In fact, horses become very personable when you are not having a good time and will often force or demand cuddles on those that are upset and avoid angry or people in a mood at all costs, even walking in a wide arc away from them.
However, emotional intelligence in horses may beat out that of dogs, horses have even been shown to recognize the emotions of someone in a photograph and respond in kind. This skill is something that I’m not sure dogs – or even I – could do.
Horses are able to communicate with us quite well, in fact. After a few repetitions, horses were found to be able to make associations and communicate with their handlers in a way the handlers can understand.
In one case, the horses were taught that touching a coat with their muzzle meant they were cold and that they wanted to wear the coat.
This was done for 23 horses in a stable. For the next year, these horses were monitored and every time it got cold or wet, the horses came up and asked for a coat by touching their muzzle to the material.
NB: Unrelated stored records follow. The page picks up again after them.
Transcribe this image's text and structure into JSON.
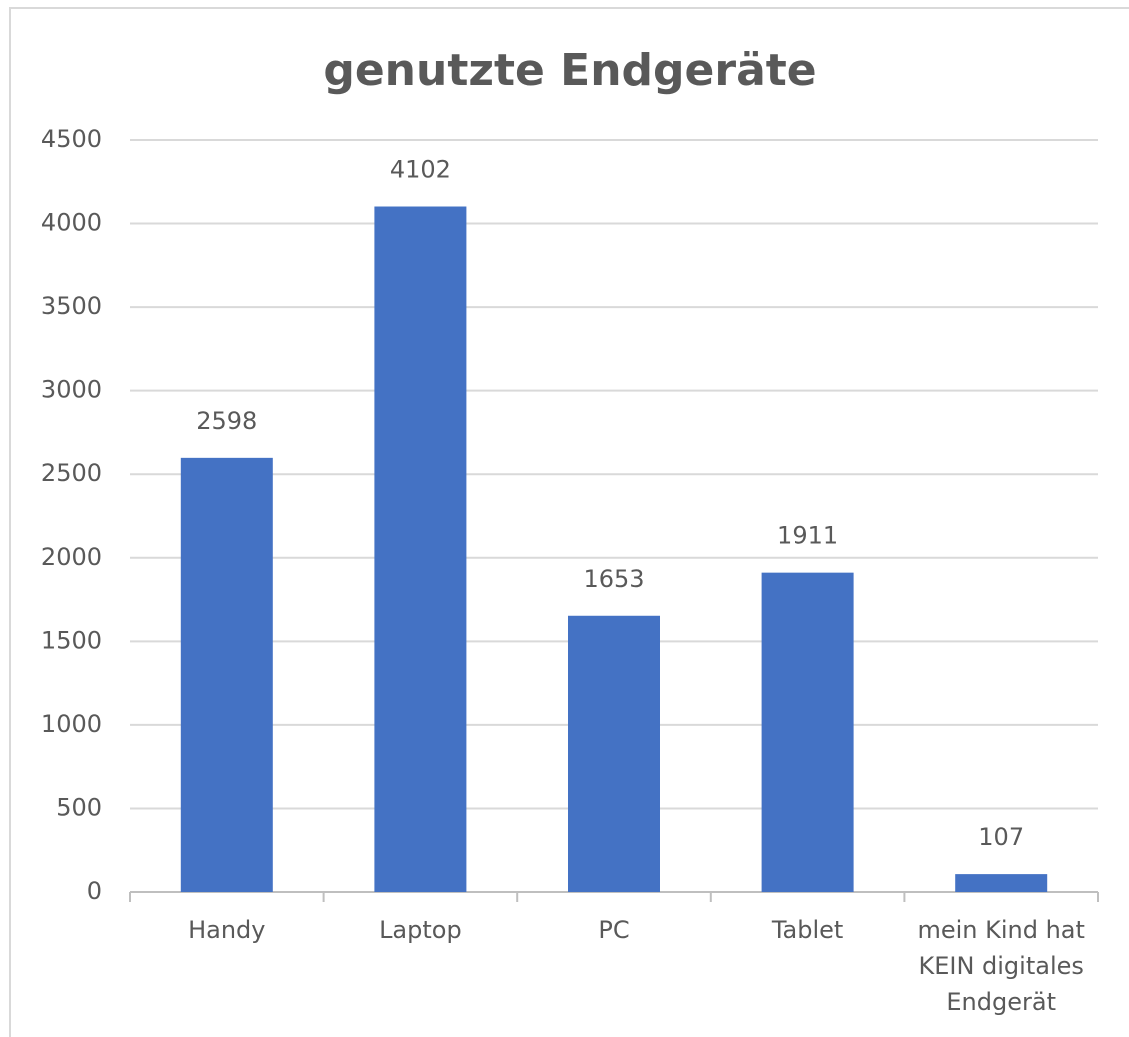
{
  "chart_data": {
    "type": "bar",
    "title": "genutzte Endgeräte",
    "categories": [
      "Handy",
      "Laptop",
      "PC",
      "Tablet",
      "mein Kind hat KEIN digitales Endgerät"
    ],
    "values": [
      2598,
      4102,
      1653,
      1911,
      107
    ],
    "color": "#4472c4",
    "ylim": [
      0,
      4500
    ],
    "yticks": [
      0,
      500,
      1000,
      1500,
      2000,
      2500,
      3000,
      3500,
      4000,
      4500
    ],
    "grid": true
  }
}
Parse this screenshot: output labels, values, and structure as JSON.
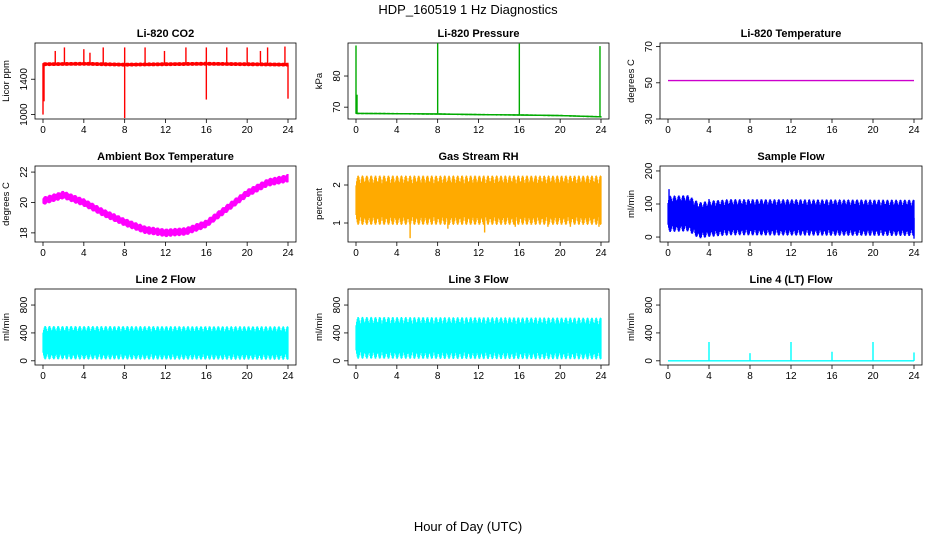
{
  "figure": {
    "title": "HDP_160519  1 Hz Diagnostics",
    "xlabel": "Hour of Day (UTC)"
  },
  "chart_data": [
    {
      "type": "line",
      "title": "Li-820 CO2",
      "ylabel": "Licor ppm",
      "color": "#ff0000",
      "xlim": [
        0,
        24
      ],
      "ylim": [
        950,
        1810
      ],
      "xticks": [
        "0",
        "4",
        "8",
        "12",
        "16",
        "20",
        "24"
      ],
      "yticks": [
        1000,
        1400
      ],
      "baseline": [
        [
          0,
          1570
        ],
        [
          4,
          1575
        ],
        [
          8,
          1565
        ],
        [
          12,
          1570
        ],
        [
          16,
          1575
        ],
        [
          20,
          1570
        ],
        [
          24,
          1565
        ]
      ],
      "band": 22,
      "spikes": [
        [
          0,
          1000
        ],
        [
          0.1,
          1150
        ],
        [
          1.2,
          1720
        ],
        [
          2.1,
          1760
        ],
        [
          4.0,
          1740
        ],
        [
          4.6,
          1700
        ],
        [
          5.9,
          1760
        ],
        [
          8.0,
          1760
        ],
        [
          8.0,
          960
        ],
        [
          10.0,
          1760
        ],
        [
          11.9,
          1720
        ],
        [
          14.0,
          1760
        ],
        [
          16.0,
          1760
        ],
        [
          16.0,
          1170
        ],
        [
          18.0,
          1760
        ],
        [
          20.0,
          1760
        ],
        [
          21.3,
          1720
        ],
        [
          22.0,
          1760
        ],
        [
          23.7,
          1770
        ],
        [
          24.0,
          1180
        ]
      ]
    },
    {
      "type": "line",
      "title": "Li-820 Pressure",
      "ylabel": "kPa",
      "color": "#00aa00",
      "xlim": [
        0,
        24
      ],
      "ylim": [
        66.2,
        90.6
      ],
      "xticks": [
        "0",
        "4",
        "8",
        "12",
        "16",
        "20",
        "24"
      ],
      "yticks": [
        70,
        80
      ],
      "baseline": [
        [
          0,
          68.0
        ],
        [
          4,
          67.9
        ],
        [
          8,
          67.8
        ],
        [
          12,
          67.6
        ],
        [
          16,
          67.5
        ],
        [
          20,
          67.3
        ],
        [
          24,
          66.9
        ]
      ],
      "band": 0.25,
      "spikes": [
        [
          0,
          89.8
        ],
        [
          0.1,
          74.0
        ],
        [
          8.0,
          90.5
        ],
        [
          16.0,
          90.4
        ],
        [
          23.9,
          89.6
        ]
      ]
    },
    {
      "type": "line",
      "title": "Li-820 Temperature",
      "ylabel": "degrees C",
      "color": "#cc00cc",
      "xlim": [
        0,
        24
      ],
      "ylim": [
        30,
        72
      ],
      "xticks": [
        "0",
        "4",
        "8",
        "12",
        "16",
        "20",
        "24"
      ],
      "yticks": [
        30,
        50,
        70
      ],
      "baseline": [
        [
          0,
          51.2
        ],
        [
          24,
          51.2
        ]
      ],
      "band": 0,
      "spikes": []
    },
    {
      "type": "line",
      "title": "Ambient Box Temperature",
      "ylabel": "degrees C",
      "color": "#ff00ff",
      "xlim": [
        0,
        24
      ],
      "ylim": [
        17.4,
        22.4
      ],
      "xticks": [
        "0",
        "4",
        "8",
        "12",
        "16",
        "20",
        "24"
      ],
      "yticks": [
        18,
        20,
        22
      ],
      "baseline": [
        [
          0,
          20.1
        ],
        [
          2,
          20.5
        ],
        [
          4,
          20.0
        ],
        [
          6,
          19.3
        ],
        [
          8,
          18.7
        ],
        [
          10,
          18.2
        ],
        [
          12,
          18.0
        ],
        [
          14,
          18.1
        ],
        [
          16,
          18.6
        ],
        [
          18,
          19.6
        ],
        [
          20,
          20.6
        ],
        [
          22,
          21.3
        ],
        [
          24,
          21.6
        ]
      ],
      "band": 0.28,
      "spikes": []
    },
    {
      "type": "line",
      "title": "Gas Stream RH",
      "ylabel": "percent",
      "color": "#ffaa00",
      "xlim": [
        0,
        24
      ],
      "ylim": [
        0.5,
        2.5
      ],
      "xticks": [
        "0",
        "4",
        "8",
        "12",
        "16",
        "20",
        "24"
      ],
      "yticks": [
        1.0,
        2.0
      ],
      "baseline": [
        [
          0,
          1.6
        ],
        [
          24,
          1.6
        ]
      ],
      "band": 0.65,
      "spikes": [
        [
          5.3,
          0.6
        ],
        [
          9.0,
          0.85
        ],
        [
          12.6,
          0.75
        ],
        [
          15.6,
          0.9
        ],
        [
          18.8,
          0.9
        ],
        [
          21.0,
          0.9
        ],
        [
          23.8,
          0.9
        ]
      ]
    },
    {
      "type": "line",
      "title": "Sample Flow",
      "ylabel": "ml/min",
      "color": "#0000ff",
      "xlim": [
        0,
        24
      ],
      "ylim": [
        -15,
        215
      ],
      "xticks": [
        "0",
        "4",
        "8",
        "12",
        "16",
        "20",
        "24"
      ],
      "yticks": [
        0,
        100,
        200
      ],
      "baseline": [
        [
          0,
          70
        ],
        [
          2,
          72
        ],
        [
          3,
          50
        ],
        [
          4,
          55
        ],
        [
          6,
          60
        ],
        [
          24,
          58
        ]
      ],
      "band": 55,
      "spikes": [
        [
          0.1,
          145
        ],
        [
          4,
          115
        ],
        [
          24,
          -5
        ]
      ]
    },
    {
      "type": "line",
      "title": "Line 2 Flow",
      "ylabel": "ml/min",
      "color": "#00ffff",
      "xlim": [
        0,
        24
      ],
      "ylim": [
        -60,
        1030
      ],
      "xticks": [
        "0",
        "4",
        "8",
        "12",
        "16",
        "20",
        "24"
      ],
      "yticks": [
        0,
        400,
        800
      ],
      "baseline": [
        [
          0,
          260
        ],
        [
          24,
          255
        ]
      ],
      "band": 240,
      "spikes": []
    },
    {
      "type": "line",
      "title": "Line 3 Flow",
      "ylabel": "ml/min",
      "color": "#00ffff",
      "xlim": [
        0,
        24
      ],
      "ylim": [
        -60,
        1030
      ],
      "xticks": [
        "0",
        "4",
        "8",
        "12",
        "16",
        "20",
        "24"
      ],
      "yticks": [
        0,
        400,
        800
      ],
      "baseline": [
        [
          0,
          330
        ],
        [
          24,
          320
        ]
      ],
      "band": 300,
      "spikes": []
    },
    {
      "type": "line",
      "title": "Line 4 (LT) Flow",
      "ylabel": "ml/min",
      "color": "#00ffff",
      "xlim": [
        0,
        24
      ],
      "ylim": [
        -60,
        1030
      ],
      "xticks": [
        "0",
        "4",
        "8",
        "12",
        "16",
        "20",
        "24"
      ],
      "yticks": [
        0,
        400,
        800
      ],
      "baseline": [
        [
          0,
          0
        ],
        [
          24,
          0
        ]
      ],
      "band": 3,
      "spikes": [
        [
          4,
          270
        ],
        [
          8,
          110
        ],
        [
          12,
          270
        ],
        [
          16,
          130
        ],
        [
          20,
          270
        ],
        [
          24,
          120
        ]
      ]
    }
  ]
}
When it was hot or sunny, not one horse asked for a coat.
This communicative ability may not be on par with dogs, or it may well be but because of a horse’s temperamental nature, they choose to ignore commands.
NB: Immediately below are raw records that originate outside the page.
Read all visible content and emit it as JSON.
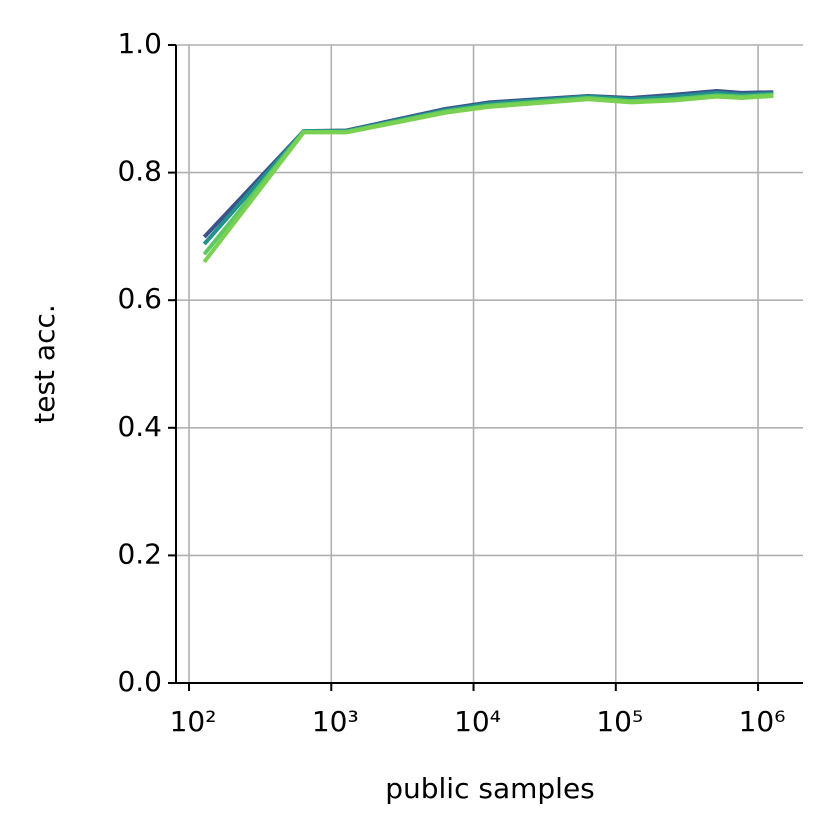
{
  "chart_data": {
    "type": "line",
    "x_label": "public samples",
    "y_label": "test acc.",
    "x": [
      128,
      640,
      1280,
      6400,
      12800,
      64000,
      128000,
      256000,
      512000,
      768000,
      1280000
    ],
    "series": [
      {
        "color": "#3b528b",
        "values": [
          0.699,
          0.865,
          0.866,
          0.9,
          0.91,
          0.92,
          0.917,
          0.922,
          0.928,
          0.925,
          0.926
        ]
      },
      {
        "color": "#21918c",
        "values": [
          0.688,
          0.865,
          0.865,
          0.898,
          0.908,
          0.919,
          0.915,
          0.919,
          0.925,
          0.922,
          0.924
        ]
      },
      {
        "color": "#5ec962",
        "values": [
          0.672,
          0.864,
          0.864,
          0.896,
          0.905,
          0.917,
          0.912,
          0.915,
          0.921,
          0.919,
          0.922
        ]
      },
      {
        "color": "#7ad151",
        "values": [
          0.66,
          0.863,
          0.863,
          0.894,
          0.903,
          0.915,
          0.91,
          0.913,
          0.919,
          0.917,
          0.92
        ]
      }
    ],
    "xscale": "log",
    "grid": true,
    "xlim": [
      81,
      2070000
    ],
    "xticks": [
      {
        "value": 100,
        "label": "10²"
      },
      {
        "value": 1000,
        "label": "10³"
      },
      {
        "value": 10000,
        "label": "10⁴"
      },
      {
        "value": 100000,
        "label": "10⁵"
      },
      {
        "value": 1000000,
        "label": "10⁶"
      }
    ],
    "ylim": [
      0,
      1
    ],
    "yticks": [
      {
        "value": 0,
        "label": "0.0"
      },
      0.2,
      0.4,
      0.6,
      0.8,
      {
        "value": 1,
        "label": "1.0"
      }
    ]
  }
}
We may never know, but what we do know is that their ability to understand their riders’ directions is a lot less to do with instinct and more so with intellect.
Exceptional Visual And Auditory Recognition Skills
We already spoke about how horses can recognize emotions in people, but their recognition ability goes far beyond that.
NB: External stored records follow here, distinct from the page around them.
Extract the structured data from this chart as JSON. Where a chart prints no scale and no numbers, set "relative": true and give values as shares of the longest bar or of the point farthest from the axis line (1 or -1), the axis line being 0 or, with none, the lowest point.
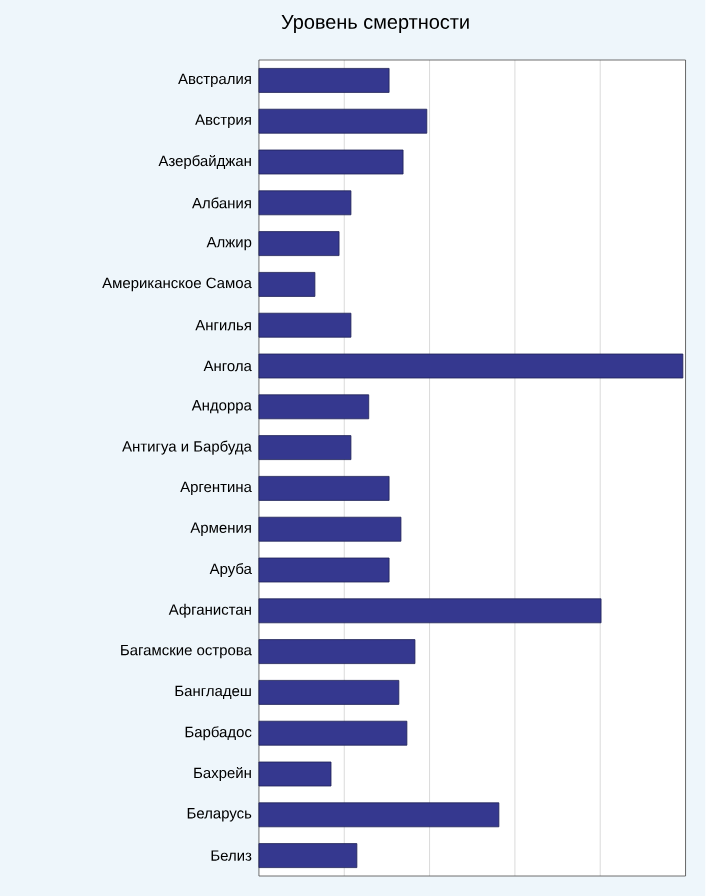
{
  "chart_data": {
    "type": "bar",
    "orientation": "horizontal",
    "relative": true,
    "title": "Уровень смертности",
    "categories": [
      "Австралия",
      "Австрия",
      "Азербайджан",
      "Албания",
      "Алжир",
      "Американское Самоа",
      "Ангилья",
      "Ангола",
      "Андорра",
      "Антигуа и Барбуда",
      "Аргентина",
      "Армения",
      "Аруба",
      "Афганистан",
      "Багамские острова",
      "Бангладеш",
      "Барбадос",
      "Бахрейн",
      "Беларусь",
      "Белиз"
    ],
    "values": [
      0.307,
      0.396,
      0.34,
      0.217,
      0.189,
      0.132,
      0.217,
      1,
      0.259,
      0.217,
      0.307,
      0.335,
      0.307,
      0.807,
      0.368,
      0.33,
      0.349,
      0.17,
      0.566,
      0.231
    ],
    "color": "#35388f",
    "grid": "x"
  }
}
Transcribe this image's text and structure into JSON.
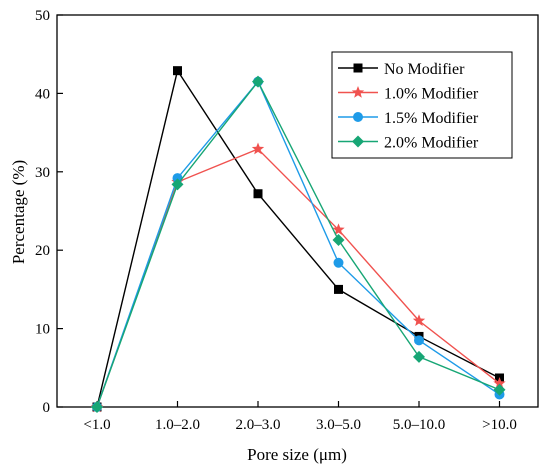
{
  "chart_data": {
    "type": "line",
    "categories": [
      "<1.0",
      "1.0–2.0",
      "2.0–3.0",
      "3.0–5.0",
      "5.0–10.0",
      ">10.0"
    ],
    "xlabel": "Pore size (μm)",
    "ylabel": "Percentage (%)",
    "ylim": [
      0,
      50
    ],
    "yticks": [
      0,
      10,
      20,
      30,
      40,
      50
    ],
    "grid": false,
    "legend_position": "top-right",
    "series": [
      {
        "name": "No Modifier",
        "color": "#000000",
        "marker": "square",
        "values": [
          0,
          42.9,
          27.2,
          15.0,
          9.0,
          3.7
        ]
      },
      {
        "name": "1.0% Modifier",
        "color": "#f0524f",
        "marker": "star",
        "values": [
          0,
          28.7,
          32.9,
          22.6,
          11.0,
          3.0
        ]
      },
      {
        "name": "1.5% Modifier",
        "color": "#1e9be8",
        "marker": "circle",
        "values": [
          0,
          29.2,
          41.5,
          18.4,
          8.5,
          1.6
        ]
      },
      {
        "name": "2.0% Modifier",
        "color": "#17a675",
        "marker": "diamond",
        "values": [
          0,
          28.4,
          41.5,
          21.3,
          6.4,
          2.2
        ]
      }
    ]
  }
}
There is always the story of horses going up to the same person who always has a carrot, when in actuality horses would probably still go to that person even if they didn’t have a carrot.
This is because horses can recognize us. They know our faces and smells, which means that if you have a horse that likes you, and you are in the vicinity it will probably make its way towards you, just because it enjoys being around you.
The more time you spend with a horse, the more likely it’ll recognize you and this memory of who you are can last years.
However, that is not the most impressive skill that horses have for knowing their favorite people. They actually have a skill that some people struggle with. Horses can identify you, just from your voice.
That’s right, a horse that can’t understand human language or speech patterns knows exactly who you are just from how you sound.
Recent studies have shown that horses are able to match voices to the faces of people they know very quickly, normally only a few seconds.
This skill probably developed because they are herd animals, and it makes it easier to identify your herd over others, but it is still impressive.
In Comparison To Other Creature’s Intellect, Where Do Horses Sit?
As stated earlier, we use predators and close companion animals as indicators of animal intelligence most of the time, so this is a little tricky to answer. However, if we do some comparisons using human intellect, it may give a very rough picture of where horses sit.
A cat’s intelligence is roughly the same as that of a 2-year-old child and a dog’s is about that of a 3 to 5-year-old child.
A horse’s intelligence has been compared to a 3-year-old child, making it quite clever among the animals. As such, we can kind of place it squarely in between a cats and a dog’s intelligence with the potential for it to be higher.
I believe with more studies taking place in the future that maybe this could change, but for now it is in the middle.
Horses are among the most intelligent animals, to say otherwise would be to give false information. We may not think or understand their intelligence as well as other animals, and they may not care to show us their intellect, but that does not make them stupid.
In the future, we will hopefully examine horse intelligence more closely and come to a more concrete conclusion, but for now we can simply marvel at these wonderful, smart, and beautiful creatures who have remained our companions for thousands of years.